Cory Booker observed, "We need more conversation about transgenders, especially black transgenders."  How many black transgenders in New Jersey are there compared to New Jerseyites who are struggling to help family members with autism?  Cory Booker has never had children, nor has Kamala Harris or her nemesis Tulsi Gabbard.  Marianne Williamson has one child.  Though she can't get the orificial seal, her public service work is slavishly LGBTQ-oriented.  Peter Yang has a child with autism, but his ideas do not reach beyond pittance socialism.  The NIH admits that HIV/AIDS funding at 10% of the entire budget year after year is disproportionate relative to the impact of what is essentially a gay STD.  If Mr. Yang dared suggest taking a dime from HIV/AIDS to unlock the secrets of autism and help children like his son, he would be committing political suicide.

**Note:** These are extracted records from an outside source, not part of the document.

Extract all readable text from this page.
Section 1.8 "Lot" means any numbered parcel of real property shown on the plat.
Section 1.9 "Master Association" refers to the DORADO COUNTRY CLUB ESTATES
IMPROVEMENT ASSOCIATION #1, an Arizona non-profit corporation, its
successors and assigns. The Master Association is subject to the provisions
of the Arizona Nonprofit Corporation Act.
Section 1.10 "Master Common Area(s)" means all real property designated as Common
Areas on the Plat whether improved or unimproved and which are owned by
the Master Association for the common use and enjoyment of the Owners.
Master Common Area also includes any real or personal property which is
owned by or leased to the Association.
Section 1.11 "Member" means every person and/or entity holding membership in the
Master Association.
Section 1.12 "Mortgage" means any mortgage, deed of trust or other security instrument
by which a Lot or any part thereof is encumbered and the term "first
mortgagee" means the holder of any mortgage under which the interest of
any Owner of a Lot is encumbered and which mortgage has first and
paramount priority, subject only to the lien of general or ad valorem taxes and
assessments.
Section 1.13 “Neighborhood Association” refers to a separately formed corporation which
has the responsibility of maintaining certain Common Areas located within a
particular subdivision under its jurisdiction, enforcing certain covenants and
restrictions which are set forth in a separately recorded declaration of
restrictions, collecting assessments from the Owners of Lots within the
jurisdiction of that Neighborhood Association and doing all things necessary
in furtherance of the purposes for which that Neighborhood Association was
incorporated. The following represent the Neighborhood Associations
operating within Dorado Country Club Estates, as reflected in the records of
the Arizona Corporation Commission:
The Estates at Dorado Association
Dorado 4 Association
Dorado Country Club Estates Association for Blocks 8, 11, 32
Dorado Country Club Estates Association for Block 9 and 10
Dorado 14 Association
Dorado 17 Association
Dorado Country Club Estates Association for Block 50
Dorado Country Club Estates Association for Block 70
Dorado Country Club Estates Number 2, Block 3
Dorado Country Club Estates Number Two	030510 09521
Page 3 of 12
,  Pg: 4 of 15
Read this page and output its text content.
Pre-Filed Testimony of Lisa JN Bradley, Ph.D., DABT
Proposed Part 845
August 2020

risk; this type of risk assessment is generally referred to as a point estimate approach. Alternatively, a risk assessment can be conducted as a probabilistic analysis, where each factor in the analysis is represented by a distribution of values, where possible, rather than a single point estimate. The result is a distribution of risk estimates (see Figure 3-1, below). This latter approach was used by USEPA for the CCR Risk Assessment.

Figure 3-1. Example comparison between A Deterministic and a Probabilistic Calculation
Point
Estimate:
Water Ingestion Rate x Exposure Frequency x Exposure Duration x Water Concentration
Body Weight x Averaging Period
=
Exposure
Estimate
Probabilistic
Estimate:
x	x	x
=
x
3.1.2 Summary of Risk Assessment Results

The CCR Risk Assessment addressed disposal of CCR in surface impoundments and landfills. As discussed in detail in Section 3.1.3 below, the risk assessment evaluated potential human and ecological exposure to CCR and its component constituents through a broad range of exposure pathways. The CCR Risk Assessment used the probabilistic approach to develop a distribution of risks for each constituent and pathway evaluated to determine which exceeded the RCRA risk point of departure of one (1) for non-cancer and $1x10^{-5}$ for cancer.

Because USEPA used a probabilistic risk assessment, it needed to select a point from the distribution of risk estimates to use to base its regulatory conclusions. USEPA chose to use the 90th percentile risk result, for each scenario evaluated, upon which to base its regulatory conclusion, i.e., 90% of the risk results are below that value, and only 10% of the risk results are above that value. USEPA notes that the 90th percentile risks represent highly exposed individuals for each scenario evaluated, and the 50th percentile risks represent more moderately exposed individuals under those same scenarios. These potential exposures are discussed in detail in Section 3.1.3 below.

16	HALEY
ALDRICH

Here are a few examples of the antagonism between LGBTQ cultural supremacy and the welfare of children.  LGBTQ purses are paying adult men dressed in misogynistic, grotesque costuming to groom children in public libraries for sex-oriented confusion.  Then there's the claque of bigots called the U.S. Women's Soccer team.  They admit they kicked a player off the team because she refused to pledge devotion to their sexual politics.  What kind of mothers could they become, entrained in the selfishness of no higher calling than their own LGBTQ specialness?

The cause of the devastating 1916 New York City polio epidemic is still debated by epidemiologists.  It was extraordinary because of the lethality of the virus and the distinct cluster of apartments in Brooklyn, New York where the outbreak arose.  Today, it is believed that the virus passaged into Brooklyn by laboratory workers mishandling rhesus monkeys at nearby Rockefeller University.  Ground zero apartments were quarantined and addresses published in the newspapers.  As I read the addresses, I wondered if my mother's apartment was one in the original outbreak.  She was nine months old in June 1916, at her sickest with polio.  My grandmother, who was illiterate and feared public health authorities, but with instinctive wisdom, spent hours pressing my mother's tiny legs in hopes of maintaining their capacity to move.

I heard many stories from my mother about growing up as a poor child with polio, all devoid of bitterness and filled with gratitude: her special access to education, the honored status of her braces in the family, and summer trips to mansions on the Jersey shore for parties for "crippled" children.  The happiest period of her childhood was spent in the care of doctors and nurses she adored.  Her left ankle, knee, and hip were fused, so she could walk by swinging her body forward.

Let's compare the national responses to polio and autism spectrum.  (The word "spectrum" betokens a dearth of science.  Asperger's disorder was just voted by committee onto the spectrum.)  On January 3, 1938, President Roosevelt created The National Foundation for Infantile Paralysis.  Today, no politician of either party is identified with research or charitable work for autistic children.  Roosevelt's Foundation was renamed the March of Dimes by the performer Eddie Cantor, just one of an onslaught of America's biggest stars who lent their prestige to the March of Dimes.  Not a single celebrity today is associated with fundraising to conquer autism.  No Jerry Lewis telethon or Danny Thomas St. Jude's for autism.  LGBTQ and HIV/AIDS remain the obsessive focus of American celebrities.

By 1939, fifty thousand small private contributions were sent to the White House to battle polio.  No such contributions are sent to conquer autism; there's nowhere to send them.  Polio vaccines were developed thanks to private funding of research.  The number of children who contracted polio will become a fraction of 1% of those with brains damaged by autism.  There is zero private funding of research for the incomparably more prevalent pandemic.

In post-scarcity America, parties for crippled children are no longer needed; science is more necessary than ever.  The totalitarian dogma of LGBTQ cultural supremacy has marginalized children, especially handicapped children, and is deflecting science away from the devastating pandemic of autism.